The neediest patients are often the most underserved. An effective solution must be affordable and quickly distributable, which is why Good Care Calls only requires patients to have a phone.

Patients opt-in to Good Care Calls at discharge, and their data is shared via the hospital’s electronic health record API. Students preparing for degrees in health services gain valuable experience as volunteer callers and also act as a triage service to busy clinics, flagging issues in the patient's EHR.

Kinetisynth

David Rios

A multi-user musical interface and physical audio visualizer. Users interact with multiple controllers to create soundscapes and realtime physical visuals.

Description

Kinetisynth is part musical interface, part physical parametric display. Participants use various controllers and sensors to make music together and simultaneously control a real-time physical visualization of that music. It uses analog circuitry and MIDI to generate soundscapes while simultaneously analyzing and quantifying audio signals to create a real time mechanical frequency spectrum that reflects the soundscape.

The Path of the Pirate

Brett Peterson

In this exhibit children ages 2-4 embark on a quest to become a pirate. Along the way, they engage in activities that reinforce early childhood development milestones including pattern matching, sequencing, counting and motor control.

Description

This project was inspired by and created for my daughter. We love going to museums and play together. I wanted to create something fun for her but that also focused on her learning and development.

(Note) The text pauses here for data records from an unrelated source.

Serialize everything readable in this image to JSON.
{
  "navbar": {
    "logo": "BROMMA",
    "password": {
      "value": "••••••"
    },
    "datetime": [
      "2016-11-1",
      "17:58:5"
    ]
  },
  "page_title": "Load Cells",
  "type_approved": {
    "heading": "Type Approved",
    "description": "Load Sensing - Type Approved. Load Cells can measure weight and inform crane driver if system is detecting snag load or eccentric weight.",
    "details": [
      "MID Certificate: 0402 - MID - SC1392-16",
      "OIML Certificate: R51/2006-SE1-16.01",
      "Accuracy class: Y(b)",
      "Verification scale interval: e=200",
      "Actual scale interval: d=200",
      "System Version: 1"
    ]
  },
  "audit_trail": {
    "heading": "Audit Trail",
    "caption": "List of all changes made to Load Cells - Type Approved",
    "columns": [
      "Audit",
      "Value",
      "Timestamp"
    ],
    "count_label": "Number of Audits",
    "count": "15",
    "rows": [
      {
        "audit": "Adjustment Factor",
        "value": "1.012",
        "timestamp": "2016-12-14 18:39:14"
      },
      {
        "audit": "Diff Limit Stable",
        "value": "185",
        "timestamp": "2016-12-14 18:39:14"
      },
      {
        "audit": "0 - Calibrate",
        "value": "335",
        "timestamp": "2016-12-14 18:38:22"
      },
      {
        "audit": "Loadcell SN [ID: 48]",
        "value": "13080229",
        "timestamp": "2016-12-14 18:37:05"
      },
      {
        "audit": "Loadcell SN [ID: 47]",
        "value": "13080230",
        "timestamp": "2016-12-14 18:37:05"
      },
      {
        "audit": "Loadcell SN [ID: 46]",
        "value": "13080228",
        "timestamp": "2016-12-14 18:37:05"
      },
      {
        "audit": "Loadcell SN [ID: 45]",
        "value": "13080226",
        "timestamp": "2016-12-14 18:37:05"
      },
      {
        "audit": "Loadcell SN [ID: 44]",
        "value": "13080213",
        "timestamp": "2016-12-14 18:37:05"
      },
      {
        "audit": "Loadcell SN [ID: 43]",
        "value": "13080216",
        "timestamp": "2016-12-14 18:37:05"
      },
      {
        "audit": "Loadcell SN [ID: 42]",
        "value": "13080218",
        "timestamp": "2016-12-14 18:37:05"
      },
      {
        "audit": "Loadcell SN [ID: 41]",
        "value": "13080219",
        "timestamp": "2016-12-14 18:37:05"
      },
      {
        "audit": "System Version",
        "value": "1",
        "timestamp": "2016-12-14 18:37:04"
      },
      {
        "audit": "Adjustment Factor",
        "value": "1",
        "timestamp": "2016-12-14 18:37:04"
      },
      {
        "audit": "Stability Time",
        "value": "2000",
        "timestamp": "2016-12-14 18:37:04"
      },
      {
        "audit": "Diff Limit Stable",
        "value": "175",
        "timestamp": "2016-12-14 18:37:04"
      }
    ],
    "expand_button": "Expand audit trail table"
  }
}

I designed and created three interactive experiences, each imagined as a portion of a larger exhibit, that are tied together by the theme of a pirate quest. Kids encounter these activities that challenge them to apply skills of pattern matching, sequencing and counting — all key skills in the cognitive development of children between the ages of 2 and 4 years. At the end of the quest is an opportunity for the children to create their own pirate flag and print out a temporary tattoo to celebrate their accomplishment.